Who are you partnering with?
A full list of collaborators on the SALURBAL project can be found on the SALURBAL website.
I’m also working with the UNICEF-WASH office in New York City.
What’s the most important thing you’ve learned as a global health professional since the beginning of your career?
I think the most important thing I’ve learned as a global health professional is that the way I see the world and the things I’ve been taught in formal academic programs are not necessarily the way others will understand them.
Understandings of things like pathology and disease, social determinants of health, and health promotion can mean different things to different people in different contexts and cultures, but these understandings are all legitimate.

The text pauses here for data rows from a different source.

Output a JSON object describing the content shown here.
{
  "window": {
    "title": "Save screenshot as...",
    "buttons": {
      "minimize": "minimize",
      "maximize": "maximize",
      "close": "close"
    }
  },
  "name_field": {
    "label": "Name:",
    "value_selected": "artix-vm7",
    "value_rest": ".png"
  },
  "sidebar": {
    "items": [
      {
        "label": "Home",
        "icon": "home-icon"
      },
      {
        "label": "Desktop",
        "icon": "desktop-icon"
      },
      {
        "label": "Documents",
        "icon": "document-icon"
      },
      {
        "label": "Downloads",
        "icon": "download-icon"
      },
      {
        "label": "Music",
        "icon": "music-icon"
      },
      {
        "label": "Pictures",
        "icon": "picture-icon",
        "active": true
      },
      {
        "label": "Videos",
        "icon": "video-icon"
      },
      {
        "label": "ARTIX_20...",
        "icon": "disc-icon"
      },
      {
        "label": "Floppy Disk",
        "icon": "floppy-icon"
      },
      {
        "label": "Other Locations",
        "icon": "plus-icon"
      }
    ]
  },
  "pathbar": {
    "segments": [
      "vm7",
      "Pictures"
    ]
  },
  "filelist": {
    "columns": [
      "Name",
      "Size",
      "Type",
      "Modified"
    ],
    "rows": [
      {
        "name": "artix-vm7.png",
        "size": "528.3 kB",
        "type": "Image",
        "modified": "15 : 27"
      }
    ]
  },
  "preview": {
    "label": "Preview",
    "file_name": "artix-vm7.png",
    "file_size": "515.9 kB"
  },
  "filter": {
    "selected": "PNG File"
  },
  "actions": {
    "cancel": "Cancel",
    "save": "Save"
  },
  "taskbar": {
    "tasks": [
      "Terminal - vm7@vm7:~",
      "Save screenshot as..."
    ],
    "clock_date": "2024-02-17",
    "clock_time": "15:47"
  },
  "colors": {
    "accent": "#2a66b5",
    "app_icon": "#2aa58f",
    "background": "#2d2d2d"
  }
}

Working across cultures to promote health is incredibly complex. It can be difficult for US-trained global health professionals to break free of an “expert” mindset focused on “capacity building” in which people of other countries, especially those in the global south, are instructed on how to adopt the patterns of thinking and approaches to research and health promotion that have been developed in the US and the West. I wish I had become more educated in cultural humility and global power imbalances earlier in my career!
I think it’s vital that all global health trainees should educate themselves on the legacy of colonialism that still influences global health funding, programming, and research today.
How do you predict the global landscape of high priority public health issues will shift over the next 10 years?
An enormous shift toward emphasizing the health and health equity implications of global climate change is already occurring.
Climate change refugees already number in the millions, and their numbers will keep increasing over time as extreme weather events become more frequent and widespread.
Increasing temperatures will mean that mosquito-borne diseases such as malaria, dengue, chikungunya, and zika will become problems in places that haven’t previously experienced them as vectors of these diseases find comfortable homes further and further north.
The impacts of increasing temperatures on things like allergies, mental health, cardiovascular disease, and other health outcomes are already making headlines.
I think as time and climate change progress, the emphasis on climate change mitigation, adaptation, and health outcomes related to changes in weather patterns and temperatures will become a larger and larger focus for global health funders and policymakers at all levels of government.
What advice can you give to students considering a degree in global health?
Always be networking, and always think about the impression you’re making. The team members on your group project will eventually become your professional contacts and colleagues. The faculty member that asks for your help with copying paper survey responses into their database may eventually be looking for a research coordinator and think of the great work you did. Poster presenters alongside you at a conference may be working at an organization that is seeking applicants for your dream job.
You never know how far into the future the impressions you make during your academic program will influence your future career, even years later.